Dear Is This Normal,
My husband and I both have demanding jobs. One might say mine is more demanding, with off-hours calls to other continents, international travel, and a higher intensity work environment. Yet, our nanny, whom we generally adore, assumes I will be the one to plan birthday parties, bow out of work to attend dance class, be the primary decision maker on all questions related to our daughters, take the girls to the doctor….you get it.
Somehow my brain’s first response to these scenarios is guilt (of course) because, no, I can’t skip my five calls this morning to go to story time with them, and no, I don’t plan on throwing a Pinterest-inspired birthday bash for my toddler. I don’t have the time or energy! Is it normal that my nanny, who sees me running around like a madwoman to keep up with work and all the demands of parenting on a daily basis, treats me as if my job is an optional activity?

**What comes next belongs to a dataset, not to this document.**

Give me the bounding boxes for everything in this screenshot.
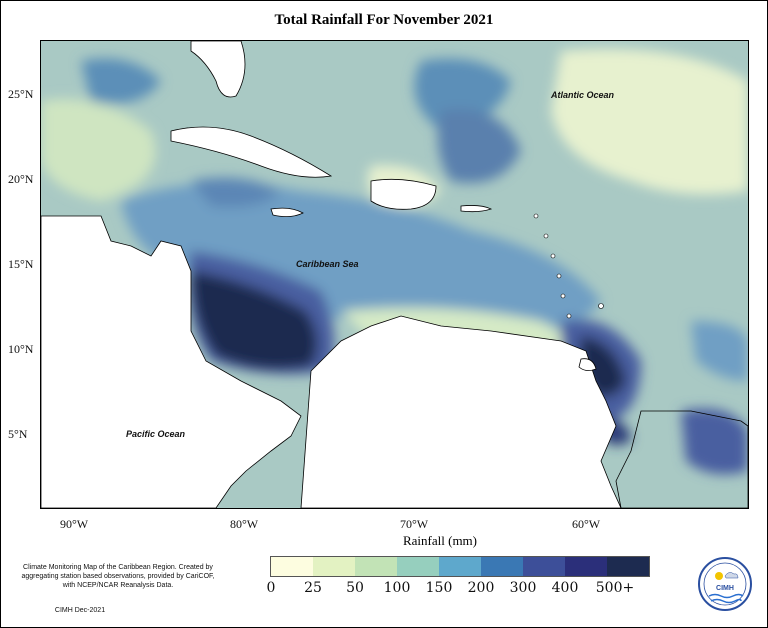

I Won’t Be Shamed for Being a Working Mom
Dear Working Mom,
UGH. Ok, I want to first say: GO ON WITH YOUR BAD SELF. I know this working mom thing isn’t easy, not by a long shot, so the fact that you’re doing it and succeeding at it deserves an immense amount of credit. I am also very intimately acquainted with the working mom guilt you speak of, and it’s the worst. Working moms, whether they work by choice or necessity, are doing what they need to do for themselves and their families. And rather than shame us for it, it’d be SUPER great if people could be more supportive and just worry about their own selves, yes? Yes.
Now that I’ve gotten that off my chest, let’s talk about this nanny situation! This is really really indicative of a broader, societal problem where people assume that women—because we are women—will just automatically take the reins when it comes to parenting, home life, and anything kid-related. And that is not the case in so many families, especially modern families with at least one working parent. We went in on those kids 50/50, so dammit, we’re splitting the work.

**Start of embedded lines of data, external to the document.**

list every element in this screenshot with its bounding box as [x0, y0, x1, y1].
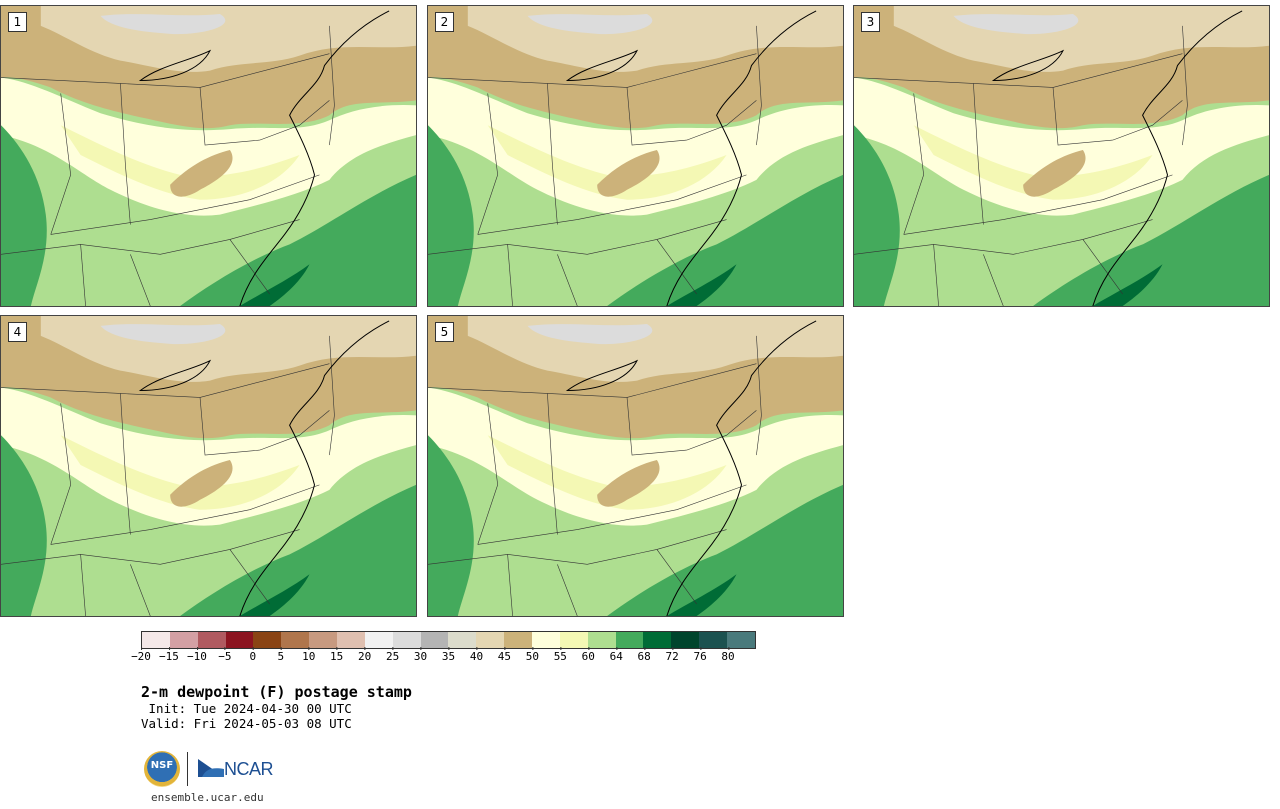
ensemble-member-panel-2: 2 — [427, 5, 844, 307]
colorbar-swatch — [476, 632, 505, 648]
panel-number-3: 3 — [861, 12, 880, 32]
colorbar-tick-label: 50 — [525, 647, 539, 663]
colorbar-swatch — [532, 632, 560, 648]
dewpoint-map-3 — [854, 6, 1269, 306]
init-time: Init: Tue 2024-04-30 00 UTC — [141, 701, 352, 716]
colorbar-swatch — [197, 632, 226, 648]
footer-url[interactable]: ensemble.ucar.edu — [151, 791, 264, 804]
colorbar-tick-label: 15 — [330, 647, 344, 663]
dewpoint-map-5 — [428, 316, 843, 616]
colorbar-tick-labels: −20 −15 −10 −5 0 5 10 15 20 25 30 35 40 45 50 55 60 64 68 7… — [131, 647, 756, 668]
colorbar-tick-label: 25 — [385, 647, 400, 663]
colorbar-tick-label: 80 — [721, 647, 735, 663]
colorbar-tick-label: 76 — [693, 647, 707, 663]
ensemble-member-panel-4: 4 — [0, 315, 417, 617]
colorbar-swatch — [253, 632, 282, 648]
colorbar-tick-label: 45 — [497, 647, 512, 663]
logo-divider — [187, 752, 188, 786]
colorbar-tick-label: 64 — [609, 647, 623, 663]
colorbar-tick-label: 40 — [469, 647, 484, 663]
colorbar-swatch — [309, 632, 338, 648]
colorbar-tick-label: −15 — [159, 647, 179, 663]
colorbar-swatch — [337, 632, 365, 648]
dewpoint-map-2 — [428, 6, 843, 306]
dewpoint-map-4 — [1, 316, 416, 616]
colorbar-tick-label: 60 — [581, 647, 595, 663]
ensemble-member-panel-3: 3 — [853, 5, 1270, 307]
valid-time: Valid: Fri 2024-05-03 08 UTC — [141, 716, 352, 731]
panel-number-2: 2 — [435, 12, 454, 32]
colorbar-tick-label: 55 — [553, 647, 567, 663]
colorbar-swatch — [448, 632, 477, 648]
colorbar-swatch — [727, 632, 755, 648]
colorbar-tick-label: −5 — [218, 647, 232, 663]
colorbar-tick-label: −20 — [131, 647, 151, 663]
colorbar-swatch — [364, 632, 393, 648]
colorbar-swatch — [643, 632, 672, 648]
colorbar-tick-label: 20 — [358, 647, 372, 663]
nsf-logo: NSF — [144, 751, 180, 787]
colorbar-swatch — [559, 632, 588, 648]
colorbar-swatch — [392, 632, 421, 648]
colorbar-swatch — [671, 632, 700, 648]
ensemble-member-panel-1: 1 — [0, 5, 417, 307]
colorbar-tick-label: 35 — [441, 647, 456, 663]
colorbar-swatch — [615, 632, 644, 648]
colorbar-swatch — [504, 632, 533, 648]
colorbar-tick-label: 30 — [413, 647, 428, 663]
colorbar-tick-label: 68 — [637, 647, 651, 663]
colorbar-tick-label: −10 — [186, 647, 207, 663]
colorbar-swatch — [225, 632, 254, 648]
colorbar-swatch — [420, 632, 449, 648]
nsf-logo-text: NSF — [150, 760, 174, 771]
panel-number-1: 1 — [8, 12, 27, 32]
colorbar-tick-label: 72 — [665, 647, 679, 663]
ensemble-member-panel-5: 5 — [427, 315, 844, 617]
colorbar-swatch — [699, 632, 728, 648]
product-title: 2-m dewpoint (F) postage stamp — [141, 683, 412, 701]
colorbar-swatch — [169, 632, 198, 648]
colorbar-tick-label: 5 — [277, 647, 285, 663]
colorbar-swatch — [281, 632, 310, 648]
panel-number-4: 4 — [8, 322, 27, 342]
colorbar-swatch — [587, 632, 616, 648]
ncar-mark-icon — [198, 759, 224, 777]
colorbar-swatch — [142, 632, 170, 648]
colorbar-tick-label: 10 — [302, 647, 316, 663]
dewpoint-map-1 — [1, 6, 416, 306]
dewpoint-colorbar — [141, 631, 756, 649]
panel-number-5: 5 — [435, 322, 454, 342]
ncar-logo-text: NCAR — [224, 759, 274, 779]
colorbar-tick-label: 0 — [249, 647, 257, 663]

I don’t think your nanny means any harm by it, but sadly, I would say it’s normal to assume that the mother will be the one to drop what she’s doing to tend to the kids, or plan the parties, or call out sick when their kid is sick. Perhaps your nanny has some deeply-held beliefs about motherhood and working moms, and has a hard time separating that from the work she does for your family. Or perhaps, she just assumes that (again) because you’re a mom, this stuff falls under your umbrella. All things considered, if this is the only issue you have with her, you may be inclined to let it slide. But that doesn’t mean you and your husband shouldn’t address it with her.

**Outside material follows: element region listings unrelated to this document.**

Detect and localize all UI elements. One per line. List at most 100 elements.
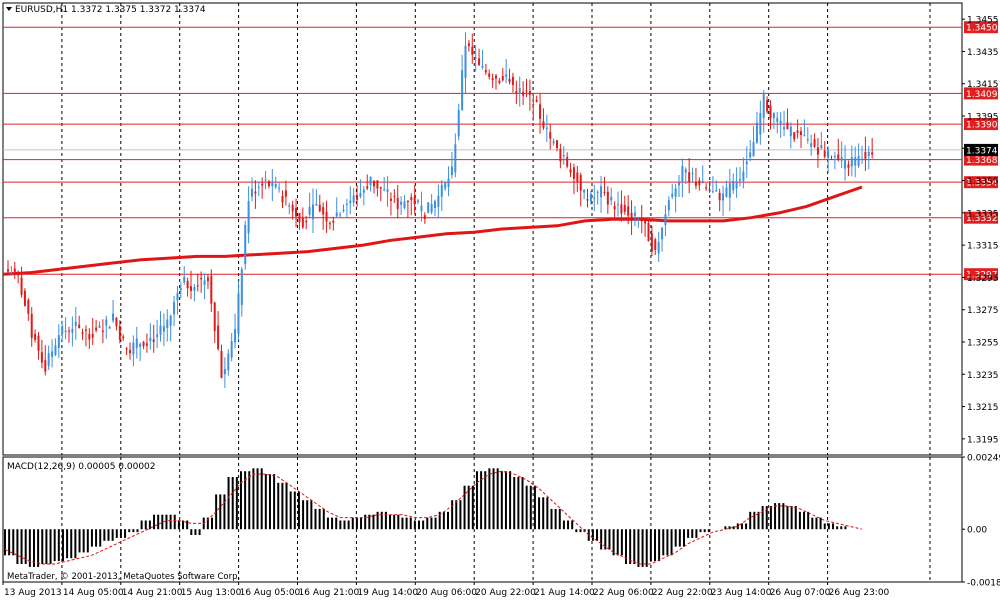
bearish-candle bbox=[17, 271, 20, 276]
bullish-candle bbox=[711, 191, 714, 193]
bullish-candle bbox=[725, 187, 728, 197]
bullish-candle bbox=[596, 191, 599, 193]
bullish-candle bbox=[149, 337, 152, 342]
bearish-candle bbox=[40, 352, 43, 363]
y-tick-label: 1.3195 bbox=[967, 435, 999, 445]
bearish-candle bbox=[654, 239, 657, 250]
bearish-candle bbox=[210, 275, 213, 304]
level-price-label: 1.3354 bbox=[966, 179, 998, 189]
y-tick-label: 1.3315 bbox=[967, 242, 999, 252]
bullish-candle bbox=[691, 173, 694, 175]
bullish-candle bbox=[776, 117, 779, 122]
bearish-candle bbox=[613, 205, 616, 210]
bearish-candle bbox=[532, 104, 535, 106]
x-tick-label: 26 Aug 07:00 bbox=[770, 588, 831, 598]
level-price-label: 1.3409 bbox=[966, 90, 998, 100]
bullish-candle bbox=[678, 182, 680, 186]
bullish-candle bbox=[288, 205, 291, 207]
bearish-candle bbox=[190, 286, 192, 291]
bullish-candle bbox=[230, 341, 233, 358]
bearish-candle bbox=[281, 195, 284, 203]
bullish-candle bbox=[810, 143, 813, 147]
symbol-menu-arrow-icon[interactable] bbox=[6, 7, 12, 11]
bullish-candle bbox=[61, 326, 64, 334]
bearish-candle bbox=[366, 186, 369, 189]
bearish-candle bbox=[423, 215, 426, 220]
bullish-candle bbox=[583, 190, 586, 193]
bearish-candle bbox=[800, 131, 802, 136]
bullish-candle bbox=[617, 204, 619, 206]
bearish-candle bbox=[332, 220, 335, 223]
bearish-candle bbox=[34, 333, 37, 340]
bearish-candle bbox=[786, 122, 789, 130]
bearish-candle bbox=[284, 190, 287, 197]
bearish-candle bbox=[823, 150, 826, 157]
bearish-candle bbox=[122, 336, 125, 339]
level-price-label: 1.3450 bbox=[966, 24, 998, 34]
bullish-candle bbox=[386, 189, 389, 192]
level-price-label: 1.3368 bbox=[966, 156, 998, 166]
bullish-candle bbox=[562, 155, 565, 157]
bearish-candle bbox=[30, 313, 33, 338]
bearish-candle bbox=[847, 164, 850, 168]
bullish-candle bbox=[400, 201, 403, 205]
bullish-candle bbox=[434, 201, 436, 208]
bearish-candle bbox=[13, 268, 16, 275]
bearish-candle bbox=[640, 220, 643, 222]
x-tick-label: 23 Aug 14:00 bbox=[711, 588, 772, 598]
bearish-candle bbox=[20, 277, 23, 295]
bullish-candle bbox=[74, 321, 77, 326]
bullish-candle bbox=[308, 206, 311, 215]
bullish-candle bbox=[850, 157, 853, 167]
moving-average-line[interactable] bbox=[2, 185, 863, 276]
bearish-candle bbox=[254, 191, 257, 194]
bullish-candle bbox=[362, 189, 365, 193]
bullish-candle bbox=[861, 158, 863, 160]
bearish-candle bbox=[393, 195, 396, 197]
y-tick-label: 1.3415 bbox=[967, 80, 999, 90]
bullish-candle bbox=[752, 142, 755, 157]
symbol-timeframe: EURUSD,H1 bbox=[15, 5, 68, 15]
bearish-candle bbox=[511, 76, 514, 85]
x-tick-label: 21 Aug 14:00 bbox=[534, 588, 595, 598]
bullish-candle bbox=[600, 186, 603, 198]
bullish-candle bbox=[203, 280, 206, 285]
bullish-candle bbox=[51, 351, 54, 357]
bullish-candle bbox=[223, 369, 226, 375]
bearish-candle bbox=[549, 132, 552, 139]
bullish-candle bbox=[193, 286, 196, 291]
y-tick-label: 1.3455 bbox=[967, 16, 999, 26]
bearish-candle bbox=[322, 207, 325, 215]
bearish-candle bbox=[356, 195, 359, 200]
bullish-candle bbox=[481, 65, 484, 68]
bullish-candle bbox=[430, 203, 433, 213]
bullish-candle bbox=[169, 315, 172, 326]
bearish-candle bbox=[206, 277, 209, 282]
bearish-candle bbox=[603, 191, 606, 193]
bullish-candle bbox=[844, 159, 847, 169]
level-price-label: 1.3390 bbox=[966, 121, 998, 131]
bullish-candle bbox=[783, 126, 786, 130]
bullish-candle bbox=[637, 219, 640, 221]
bearish-candle bbox=[467, 43, 470, 47]
bullish-candle bbox=[762, 93, 765, 119]
x-tick-label: 13 Aug 2013 bbox=[4, 588, 62, 598]
bearish-candle bbox=[145, 343, 148, 346]
x-tick-label: 19 Aug 14:00 bbox=[357, 588, 418, 598]
bullish-candle bbox=[806, 139, 809, 141]
bullish-candle bbox=[315, 203, 318, 206]
bullish-candle bbox=[867, 151, 870, 156]
bearish-candle bbox=[389, 198, 392, 201]
bearish-candle bbox=[200, 277, 203, 280]
bearish-candle bbox=[708, 189, 711, 191]
bullish-candle bbox=[108, 326, 111, 329]
bullish-candle bbox=[735, 181, 738, 189]
bearish-candle bbox=[522, 91, 525, 96]
bearish-candle bbox=[328, 223, 331, 225]
bearish-candle bbox=[23, 290, 26, 306]
bearish-candle bbox=[586, 199, 589, 201]
bearish-candle bbox=[694, 182, 697, 186]
y-tick-label: 1.3355 bbox=[967, 177, 999, 187]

If you and your husband are on the same page as far as handling kid stuff as it comes up, then it’s time to have a sit down with your nanny and get her on the same page, too. Is it possible that she just doesn’t know that he can do a lot of the stuff she assumes you should do? Because he can! He can totally take the girls to dance (dance dads are awesome), and he can 100% take them to doctor’s appointments.
It might be time to gently remind your nanny that your daughters have two capable, involved parents, and that rather than single you out for this kind of stuff, she should start alerting BOTH of you and letting you guys hash out the details. Some days, you will be the one around to go to story time. But their dad will be around on some days, too, and not only is it burdensome on you to put it all on your plate, it’s actually kind of a slight to dad that she doesn’t even consider him in these situations.
Finally, I want to just say: screw the working mom guilt. Screw it! Don’t feel guilty for working, for enjoying your work, or for putting a lot of yourself into your work. There’s nothing shameful about providing for your family, and there’s nothing shameful about enjoying your job. You’re juggling a demanding job while raising your kids and you should be incredibly proud of that. It’s not easy, not by a long shot, but if it’s worth it to you, then it’s exactly what you should be doing.